L’Entropie Salariale

L’Équilibre de la Pourriture

Le travail, dans sa version contemporaine, a le goût métallique d’un café soluble avalé à la hâte un lundi matin pluvieux. C’est une mixture tiède de désespoir et de routine, conçue pour maintenir le corps en état de marche juste assez longtemps pour qu’il accomplisse sa tâche. Nous aimons nous bercer d’illusions sur la « carrière », ce mot pompeux que l’on agite dans les dîners mondains pour justifier notre existence. Mais regardons la réalité en face : votre trajectoire professionnelle n’est qu’une errance statistique dans un bruit blanc généralisé. Ce que vous considérez comme votre « valeur unique » n’est, à l’échelle d’une distribution de probabilités, qu’une déviation insignifiante, aussi unique qu’un code-barres sur un paquet de jambon sous vide.
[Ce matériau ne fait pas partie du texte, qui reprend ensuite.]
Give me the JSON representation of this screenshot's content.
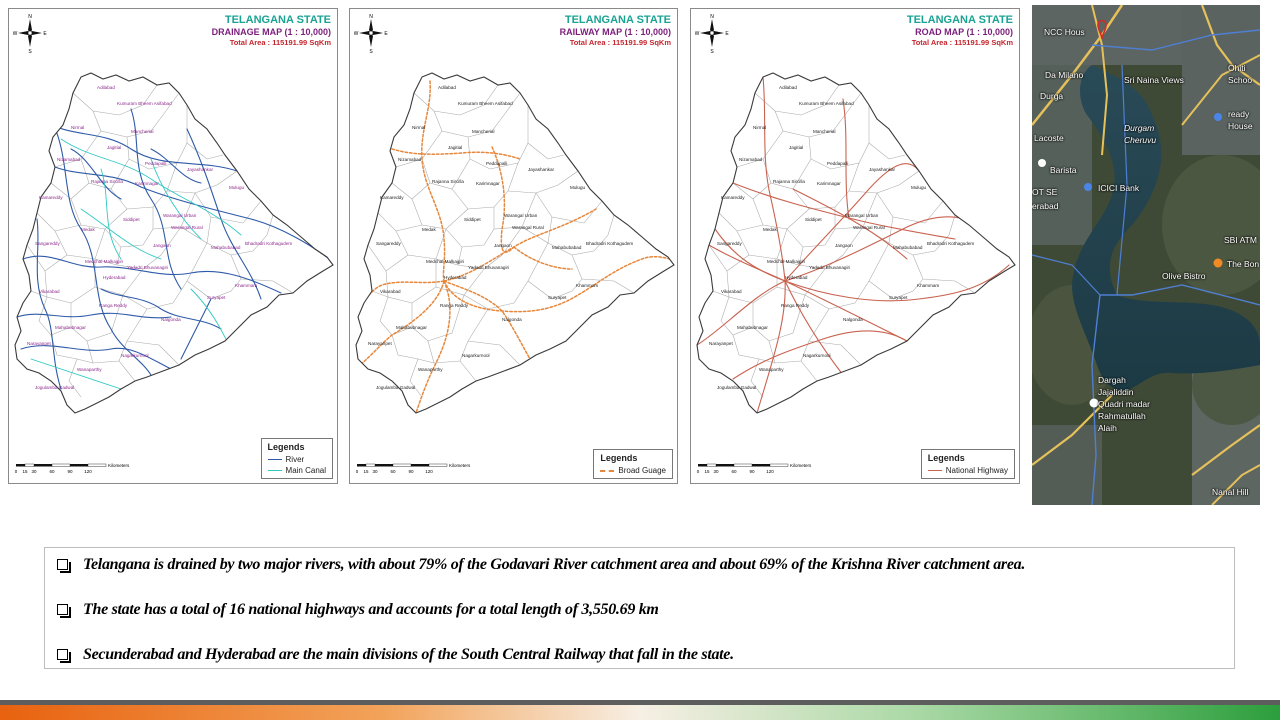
{
  "common": {
    "state": "TELANGANA STATE",
    "total_area": "Total Area : 115191.99 SqKm",
    "compass": {
      "n": "N",
      "e": "E",
      "s": "S",
      "w": "W"
    },
    "scale": {
      "ticks": [
        "0",
        "15",
        "30",
        "60",
        "90",
        "120"
      ],
      "unit": "Kilometers"
    }
  },
  "maps": {
    "drainage": {
      "title": "DRAINAGE MAP (1 : 10,000)",
      "legend_title": "Legends",
      "legend": [
        {
          "label": "River",
          "color": "#2e5aa8"
        },
        {
          "label": "Main Canal",
          "color": "#2fc9c4"
        }
      ],
      "district_label_color": "#8e2a8e"
    },
    "railway": {
      "title": "RAILWAY MAP (1 : 10,000)",
      "legend_title": "Legends",
      "legend": [
        {
          "label": "Broad Guage",
          "color": "#e6873c"
        }
      ],
      "district_label_color": "#222222"
    },
    "road": {
      "title": "ROAD MAP (1 : 10,000)",
      "legend_title": "Legends",
      "legend": [
        {
          "label": "National Highway",
          "color": "#c9624f"
        }
      ],
      "district_label_color": "#222222"
    }
  },
  "districts": {
    "adilabad": "Adilabad",
    "asifabad": "Kumuram Bheem Asifabad",
    "nirmal": "Nirmal",
    "mancherial": "Mancherial",
    "nizamabad": "Nizamabad",
    "jagitial": "Jagitial",
    "peddapalli": "Peddapalli",
    "jayashankar": "Jayashankar",
    "rajanna": "Rajanna Sircilla",
    "karimnagar": "Karimnagar",
    "mulugu": "Mulugu",
    "kamareddy": "Kamareddy",
    "siddipet": "Siddipet",
    "warangal_urban": "Warangal Urban",
    "warangal_rural": "Warangal Rural",
    "medak": "Medak",
    "sangareddy": "Sangareddy",
    "jangaon": "Jangaon",
    "mahabubabad": "Mahabubabad",
    "kothagudem": "Bhadradri Kothagudem",
    "medchal": "Medchal Malkajgiri",
    "yadadri": "Yadadri Bhuvanagiri",
    "hyderabad": "Hyderabad",
    "vikarabad": "Vikarabad",
    "ranga_reddy": "Ranga Reddy",
    "khammam": "Khammam",
    "suryapet": "Suryapet",
    "nalgonda": "Nalgonda",
    "mahabubnagar": "Mahabubnagar",
    "narayanpet": "Narayanpet",
    "nagarkurnool": "Nagarkurnool",
    "wanaparthy": "Wanaparthy",
    "gadwal": "Jogulamba Gadwal"
  },
  "photo": {
    "labels": {
      "ncc": "NCC Hous",
      "da_milano": "Da Milano",
      "durga": "Durga",
      "sri_naina": "Sri Naina Views",
      "durgam1": "Durgam",
      "durgam2": "Cheruvu",
      "lacoste": "Lacoste",
      "barista": "Barista",
      "icici": "ICICI Bank",
      "ot_sez": "OT SE",
      "erabad": "erabad",
      "sbi": "SBI ATM",
      "the_bon": "The Bon",
      "olive": "Olive Bistro",
      "dargah1": "Dargah",
      "dargah2": "Jajaliddin",
      "dargah3": "Quadri madar",
      "dargah4": "Rahmatullah",
      "dargah5": "Alaih",
      "nanal": "Nanal Hill",
      "ready": "ready",
      "house": "House",
      "schoo": "Schoo",
      "ohiti": "Ohiti"
    }
  },
  "bullets": [
    "Telangana is drained by two major rivers,  with about 79% of the Godavari River catchment area and about 69% of the Krishna River  catchment area.",
    "The state has a total of 16 national highways and accounts for a total length of 3,550.69 km",
    "Secunderabad and Hyderabad are the main divisions of the South Central Railway that fall in the state."
  ],
  "colors": {
    "state_teal": "#1aa393",
    "title_purple": "#7c1e7c",
    "area_red": "#c4262e",
    "footer_orange": "#e8620f",
    "footer_green": "#2c9e3c"
  }
}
La Thermodynamique de l’Usure

Fondamentalement, votre activité salariée n’est qu’une lutte perdue d’avance contre l’entropie. Vous vous imaginez bâtir des empires en répondant à des e-mails, mais d’un point de vue physique, vous ne faites que dissiper de la chaleur. Le cliquetis incessant des claviers dans l’open-space n’est pas le son de la productivité, c’est le ronronnement d’un moteur mal huilé qui convertit de l’énergie vitale en documents administratifs sans intérêt.

Rappelez-vous l’énergie de vos débuts. C’était votre charge initiale. Aujourd’hui, vous êtes comme la batterie d’un smartphone vieux de trois ans : vous vous videz avant même la pause déjeuner. Vous passez votre temps en mode « économie d’énergie », l’écran assombri, priant pour atteindre le soir sans vous éteindre complètement. Vous investissez alors dans des palliatifs, comme ces lunettes anti-lumière bleue haut de gamme, non pas pour voir le monde plus clairement, mais pour protéger des rétines qui ne servent plus qu’à fixer des cellules Excel jusqu’à la nécrose. À midi, vous ingérez un steak-frites caoutchouteux ou un plat réchauffé au micro-ondes, cherchant désespérément à extraire quelques calories pour maintenir la tension, mais cette énergie ne servira qu’à alimenter votre capacité à hocher la tête lors de réunions stériles. Vous êtes un radiateur biologique qui chauffe le vide.

La Géométrie de la Banalité

Cessez de vous gargariser avec le mot « compétence ». Si l’on observe le marché du travail à travers le prisme de la géométrie de l’information, votre statut est précaire. Votre utilité se mesure à l’aune de l’information de Fisher : à quel point est-il difficile pour le système de prédire votre prochaine action ? La triste vérité, c’est que la courbure de votre espace de compétences est nulle. Vous êtes plat. Vous êtes euclidien.

L’algorithme n’a pas besoin d’être conscient pour vous remplacer ; il a juste besoin de remarquer que vos « éclairs de génie » suivent une distribution gaussienne parfaitement prévisible. Vous êtes comme ce croissant industriel servi dans les cantines d’entreprise : gras, uniforme, et duplicable à l’infini pour un coût marginal proche de zéro. Dès que votre production intellectuelle peut être modélisée par un gradient de descente stochastique, vous n’êtes plus un artisan, vous êtes une variable obsolète.

C’est là que réside l’ironie suprême du mobilier de bureau. Regardez ce fauteuil ergonomique à 2 000 euros sur lequel vous trônez. Ce n’est pas un outil de travail. C’est un sarcophage orthopédique acheté à crédit pour maintenir une colonne vertébrale qui ne soutient plus aucune décision vertébrée. On achète du design pour cacher le fait que l’occupant du siège est en train de se faire effacer par un script Python de quinze lignes.

Le Bug Humain

Les optimistes, ces naïfs, prétendent que l’émotion humaine est notre dernier rempart. « La machine n’a pas d’âme », disent-ils en signant des contrats avec ce stylo plume de luxe dont l’encre coûte plus cher que leur taux horaire réel. Quelle blague. Vos émotions, vos angoisses du dimanche soir, votre besoin de reconnaissance, tout cela n’est, du point de vue du système, qu’un bruit de fond. Un artefact électrochimique gênant.

Ce que vous appelez « intuition » ou « humanité » n’est qu’une heuristique de calcul grossière, un raccourci cognitif développé par un cerveau de primate qui n’a pas été mis à jour depuis le Pléistocène. Pour une structure optimisée, votre besoin de pauses-café et de « sens » est un bug critique qui ralentit le traitement des données. Nous ne sommes que des horloges mécaniques qui s’obstinent à faire tic-tac dans un monde numérique silencieux. Au final, il ne restera que la géométrie pure, lisse et froide, débarrassée de cette friction gluante qu’est la conscience humaine.